Friday 21 November 2008

Drugs, risks and bad counting

Last week saw a lot of articles, like this, on the 'wonder drug' rosuvastatin (Crestor), which apparently cuts heart disease risk by 40-50%. 

To emphasise the benefits, the drug companies like to talk about relative risk reduction, rather than the more helpful absolute risk. To illustrate the difference, anyone can improve their chances of winning the lottery by 100%. All they have to do is buy a second ticket. The absolute chance of winning is still rather too high to change your way of life in anticipation of a win - about 1 in 7million.  So to understand real risk to an individual, the figures need to be examined. Ben Goldacre in his Bad Medicine column in the Guardian talks about this.

The details of the research project (Jupiter) show in fact that for the 18000 people in the study, the absolute difference in death rates for ALL causes between those taking the drug and those on a placebo was 49 people (247 to 198). Only 400 heart disease events, such as heart attacks and strokes occurred in total for both groups, about 2.2%., but over half were medical interventions to deal with symptoms rather than sudden illnesses. Only 12 people in each group died from strokes. At the same time, about 100 extra people on the drug developed diabetes.
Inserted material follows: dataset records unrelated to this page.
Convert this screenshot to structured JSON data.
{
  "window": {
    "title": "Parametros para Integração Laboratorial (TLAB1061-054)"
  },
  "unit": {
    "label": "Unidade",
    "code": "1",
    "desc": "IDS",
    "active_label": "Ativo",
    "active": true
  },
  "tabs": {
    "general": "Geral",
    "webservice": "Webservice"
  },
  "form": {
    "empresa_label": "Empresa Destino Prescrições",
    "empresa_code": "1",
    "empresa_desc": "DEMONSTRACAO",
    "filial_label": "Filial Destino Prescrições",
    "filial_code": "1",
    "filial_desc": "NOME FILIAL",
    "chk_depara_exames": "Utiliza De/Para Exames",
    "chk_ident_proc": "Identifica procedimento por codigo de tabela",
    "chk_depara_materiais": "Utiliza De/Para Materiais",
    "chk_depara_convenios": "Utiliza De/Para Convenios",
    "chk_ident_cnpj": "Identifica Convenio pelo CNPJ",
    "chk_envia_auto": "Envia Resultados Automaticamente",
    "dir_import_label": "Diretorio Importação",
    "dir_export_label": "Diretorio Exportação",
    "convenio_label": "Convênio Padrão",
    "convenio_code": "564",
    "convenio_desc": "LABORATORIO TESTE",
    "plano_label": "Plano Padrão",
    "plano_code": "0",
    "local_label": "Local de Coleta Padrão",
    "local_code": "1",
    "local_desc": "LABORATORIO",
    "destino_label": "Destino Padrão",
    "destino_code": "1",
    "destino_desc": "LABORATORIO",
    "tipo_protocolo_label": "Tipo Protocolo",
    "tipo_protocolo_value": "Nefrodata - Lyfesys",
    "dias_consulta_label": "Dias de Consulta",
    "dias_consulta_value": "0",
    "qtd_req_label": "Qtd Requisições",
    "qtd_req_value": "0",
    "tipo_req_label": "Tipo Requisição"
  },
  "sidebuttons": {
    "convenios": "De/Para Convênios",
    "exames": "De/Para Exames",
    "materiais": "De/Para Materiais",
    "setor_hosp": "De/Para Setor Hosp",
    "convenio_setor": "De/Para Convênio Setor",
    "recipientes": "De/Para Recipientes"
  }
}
About a quarter of the people dropped out, before the study was stopped after less than two years because of its startling 'success'. If the study had continued for five years there would have been no one left at the end. Coincidentally, although it is not often mentioned, about 25% of people on statins have side effects such as mental impairment, muscle pain, memory loss etc. Other studies (GISSI-HF  and CORONA. for example) have shown that rosuvastatin provides no benefits.

So why are AstraZeneca funding such studies and trumpeting trivial outcomes as huge percentages in relative risk reduction? Could it be that they would like as many people as possible taking an expensive drug every day for 25 years? The current preferred drug, Simvastatin, is now off patent, and therefore cheap. As an illustration, one US commentator pointed out that to save one life using Crestor would cost almost half a million dollars (400 person years of the drug to avoid one death). So, rosuvastatin is a me too drug designed to reinstate an expired patent, rather than produce any other result. 
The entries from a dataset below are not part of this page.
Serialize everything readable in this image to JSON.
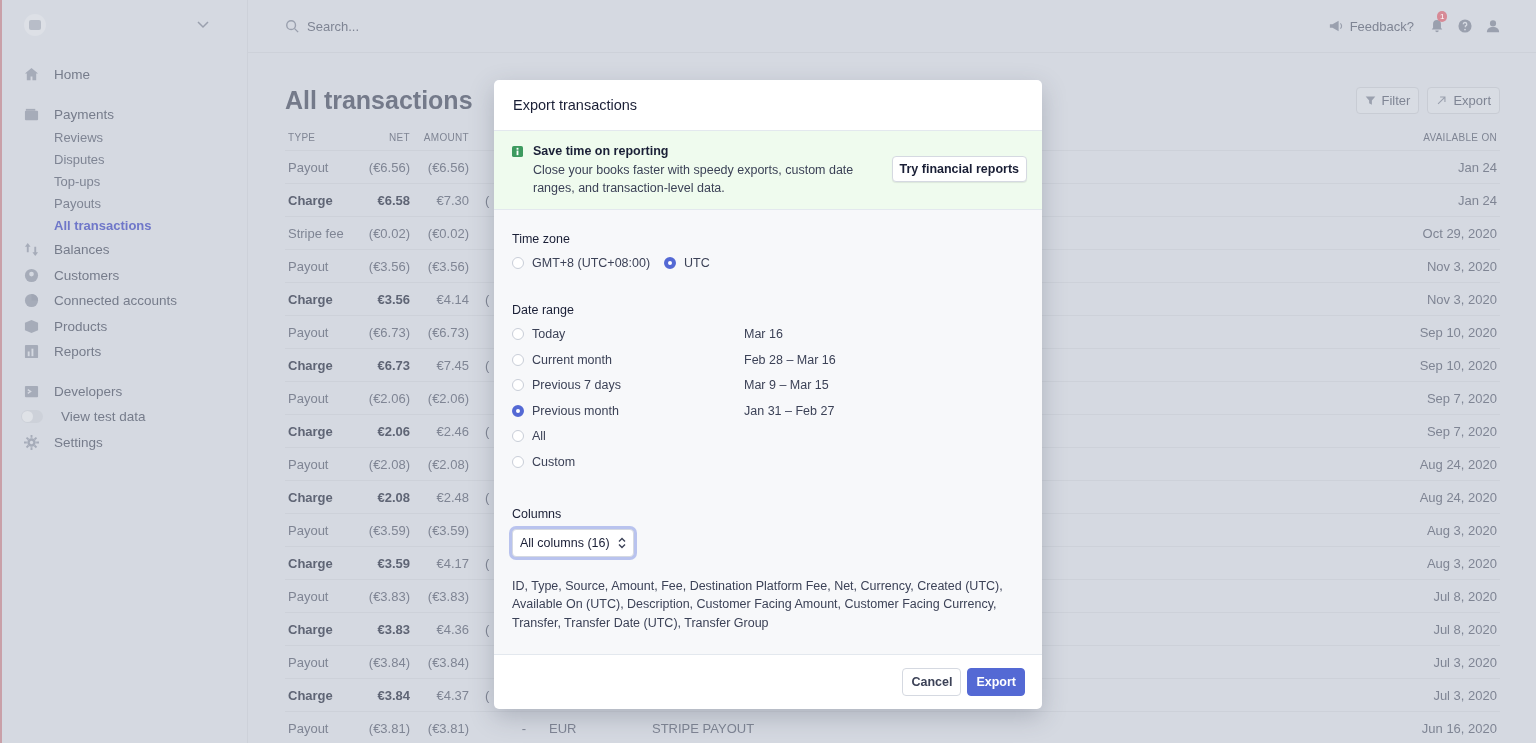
{
  "sidebar": {
    "groups": [
      [
        {
          "label": "Home",
          "selected": false
        }
      ],
      [
        {
          "label": "Payments",
          "selected": false,
          "children": [
            {
              "label": "Reviews",
              "selected": false
            },
            {
              "label": "Disputes",
              "selected": false
            },
            {
              "label": "Top-ups",
              "selected": false
            },
            {
              "label": "Payouts",
              "selected": false
            },
            {
              "label": "All transactions",
              "selected": true
            }
          ]
        },
        {
          "label": "Balances",
          "selected": false
        },
        {
          "label": "Customers",
          "selected": false
        },
        {
          "label": "Connected accounts",
          "selected": false
        },
        {
          "label": "Products",
          "selected": false
        },
        {
          "label": "Reports",
          "selected": false
        }
      ],
      [
        {
          "label": "Developers",
          "selected": false
        },
        {
          "label": "View test data",
          "kind": "toggle",
          "on": false,
          "selected": false
        },
        {
          "label": "Settings",
          "selected": false
        }
      ]
    ]
  },
  "topbar": {
    "search": {
      "placeholder": "Search..."
    },
    "feedback": "Feedback?",
    "notifications": "1"
  },
  "page": {
    "title": "All transactions",
    "actions": [
      {
        "label": "Filter"
      },
      {
        "label": "Export"
      }
    ]
  },
  "table": {
    "columns": {
      "type": "TYPE",
      "net": "NET",
      "amount": "AMOUNT",
      "available_on": "AVAILABLE ON"
    },
    "rows": [
      {
        "kind": "payout",
        "type": "Payout",
        "net": "(€6.56)",
        "amount": "(€6.56)",
        "available_on": "Jan 24"
      },
      {
        "kind": "charge",
        "type": "Charge",
        "net": "€6.58",
        "amount": "€7.30",
        "column_4": "(",
        "available_on": "Jan 24"
      },
      {
        "kind": "fee",
        "type": "Stripe fee",
        "net": "(€0.02)",
        "amount": "(€0.02)",
        "available_on": "Oct 29, 2020"
      },
      {
        "kind": "payout",
        "type": "Payout",
        "net": "(€3.56)",
        "amount": "(€3.56)",
        "available_on": "Nov 3, 2020"
      },
      {
        "kind": "charge",
        "type": "Charge",
        "net": "€3.56",
        "amount": "€4.14",
        "column_4": "(",
        "available_on": "Nov 3, 2020"
      },
      {
        "kind": "payout",
        "type": "Payout",
        "net": "(€6.73)",
        "amount": "(€6.73)",
        "available_on": "Sep 10, 2020"
      },
      {
        "kind": "charge",
        "type": "Charge",
        "net": "€6.73",
        "amount": "€7.45",
        "column_4": "(",
        "available_on": "Sep 10, 2020"
      },
      {
        "kind": "payout",
        "type": "Payout",
        "net": "(€2.06)",
        "amount": "(€2.06)",
        "available_on": "Sep 7, 2020"
      },
      {
        "kind": "charge",
        "type": "Charge",
        "net": "€2.06",
        "amount": "€2.46",
        "column_4": "(",
        "available_on": "Sep 7, 2020"
      },
      {
        "kind": "payout",
        "type": "Payout",
        "net": "(€2.08)",
        "amount": "(€2.08)",
        "available_on": "Aug 24, 2020"
      },
      {
        "kind": "charge",
        "type": "Charge",
        "net": "€2.08",
        "amount": "€2.48",
        "column_4": "(",
        "available_on": "Aug 24, 2020"
      },
      {
        "kind": "payout",
        "type": "Payout",
        "net": "(€3.59)",
        "amount": "(€3.59)",
        "available_on": "Aug 3, 2020"
      },
      {
        "kind": "charge",
        "type": "Charge",
        "net": "€3.59",
        "amount": "€4.17",
        "column_4": "(",
        "available_on": "Aug 3, 2020"
      },
      {
        "kind": "payout",
        "type": "Payout",
        "net": "(€3.83)",
        "amount": "(€3.83)",
        "available_on": "Jul 8, 2020"
      },
      {
        "kind": "charge",
        "type": "Charge",
        "net": "€3.83",
        "amount": "€4.36",
        "column_4": "(",
        "available_on": "Jul 8, 2020"
      },
      {
        "kind": "payout",
        "type": "Payout",
        "net": "(€3.84)",
        "amount": "(€3.84)",
        "available_on": "Jul 3, 2020"
      },
      {
        "kind": "charge",
        "type": "Charge",
        "net": "€3.84",
        "amount": "€4.37",
        "column_4": "(",
        "available_on": "Jul 3, 2020"
      },
      {
        "kind": "payout",
        "type": "Payout",
        "net": "(€3.81)",
        "amount": "(€3.81)",
        "column_5": "-",
        "column_6": "EUR",
        "column_7": "STRIPE PAYOUT",
        "available_on": "Jun 16, 2020"
      }
    ]
  },
  "modal": {
    "title": "Export transactions",
    "banner": {
      "title": "Save time on reporting",
      "text": "Close your books faster with speedy exports, custom date ranges, and transaction-level data.",
      "button": "Try financial reports"
    },
    "time_zone": {
      "label": "Time zone",
      "options": [
        {
          "label": "GMT+8 (UTC+08:00)",
          "selected": false
        },
        {
          "label": "UTC",
          "selected": true
        }
      ]
    },
    "date_range": {
      "label": "Date range",
      "options": [
        {
          "label": "Today",
          "range": "Mar 16",
          "selected": false
        },
        {
          "label": "Current month",
          "range": "Feb 28 – Mar 16",
          "selected": false
        },
        {
          "label": "Previous 7 days",
          "range": "Mar 9 – Mar 15",
          "selected": false
        },
        {
          "label": "Previous month",
          "range": "Jan 31 – Feb 27",
          "selected": true
        },
        {
          "label": "All",
          "selected": false
        },
        {
          "label": "Custom",
          "selected": false
        }
      ]
    },
    "columns": {
      "label": "Columns",
      "select": "All columns (16)",
      "description": "ID, Type, Source, Amount, Fee, Destination Platform Fee, Net, Currency, Created (UTC), Available On (UTC), Description, Customer Facing Amount, Customer Facing Currency, Transfer, Transfer Date (UTC), Transfer Group"
    },
    "buttons": [
      {
        "label": "Cancel",
        "kind": "secondary"
      },
      {
        "label": "Export",
        "kind": "primary"
      }
    ]
  }
}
This is clearly not getting it right. The purpose surely should be to look for cost effective ways of reducing ill health, not selling drug products. Of course, these research studies are expensive to run, and all of them rely on funding from drug companies. None of Big Pharma can or will spend money on comparing their drugs with other solutions. Thus we have extensive testing trying to prove for example that statins reduce coronary heart disease compared with a placebo, but none comparing the drug with normal health improvement measures such as reducing weight, changing diet, exercise. 

There is one interesting fact that has yet to be explained about heart disease. The incidence started to increase noticeably in the 1920s, and peaked at the beginning of the 1970s, since when it has decreased dramatically, by about two thirds in real numbers (from 714 deaths to 194 per 100,000 men aged 55-64 between 1968 and 2005, for example).  Perhaps the right thing to research is what brought about these changes, and how we might extend it.